Jakarta. Detasement Khusus 88 (Densus 88) Kepolisian
Republik Indonesia (Polri) disinyalir telah melakukan berbagai
kesalahan dalam penanganan perampokan Bank CIMB Niaga Medan yang terjadi
pada 18 Agustus lalu. Hal ini terungkap dalam acara Halqah Islam dan
Peradaban (HIP) ke-24 dengan tema Mengungkap Investigasi Kasus Medan, Kebrutalan Densus 88, Kamis (18/11) siang di Wisma Antara, Jakarta.
“Telah terjadi salah gerebek, salah tangkap, salah tembak, dan salah
opini.” simpul Harits Abu Ulya, Ketua Tim Investigator Kasus Medan,
dihadapan sekitar 150 peserta yang hadir pada acara talkshow yang
diselenggarakan Hizbut Tahrir Indonesia (HTI) sebulan sekali itu.

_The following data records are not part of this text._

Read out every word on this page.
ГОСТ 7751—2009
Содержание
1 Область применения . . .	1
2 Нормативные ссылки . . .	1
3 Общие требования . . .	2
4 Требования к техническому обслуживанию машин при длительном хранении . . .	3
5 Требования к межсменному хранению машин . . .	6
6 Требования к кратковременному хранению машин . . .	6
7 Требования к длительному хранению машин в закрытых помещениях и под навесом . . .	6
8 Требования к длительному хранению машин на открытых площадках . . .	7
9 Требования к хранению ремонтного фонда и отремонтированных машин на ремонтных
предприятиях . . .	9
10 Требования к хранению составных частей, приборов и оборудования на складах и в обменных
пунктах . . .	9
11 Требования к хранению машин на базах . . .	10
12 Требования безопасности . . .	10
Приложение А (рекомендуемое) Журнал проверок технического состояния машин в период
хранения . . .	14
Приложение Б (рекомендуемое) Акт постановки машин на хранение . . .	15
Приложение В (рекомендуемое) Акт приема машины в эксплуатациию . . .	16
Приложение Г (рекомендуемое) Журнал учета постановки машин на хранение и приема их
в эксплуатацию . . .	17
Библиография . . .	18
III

Kesimpulan tersebut diperoleh berdasarkan penelusuran jejak Densus 88
dalam penanganan kasus tersebut. Abu Ulya bersama timnya selama sejak
13-23 Oktober 2010 menelusuri Medan Kota; Belawan; Hamparan Perak, Deli
Serdang; Dolok Masihul, Serdang Bedagai; Tanjung Balai; Pematang
Siantar; Binjai; dan Tebing.
Penelusuran jejak Densus 88 selama sepuluh hari itu dilakukan untuk
menggali informasi dan data dari keluarga korban tewas tersangka
‘teroris’; korban hidup yang disangka ‘teroris’; Polisi Daerah Sumatera
Utara (Polda Sumut); Tim Pengacara Muslim (TPM) Medan; dan mengecek
kebenaran opini yang diangkat media massa.
Gegabah dan Brutal
Menurut tim investigator indipenden yang dipimpin Abu Ulya ini,
Densus 88 telah bertindak gegabah dan brutal. Setidaknya itu dipamerkan
di lima lokasi di Sumatera Utara sehingga menimbulkan banyak korban
salah gerebek, salah tangkap, dan salah tembak.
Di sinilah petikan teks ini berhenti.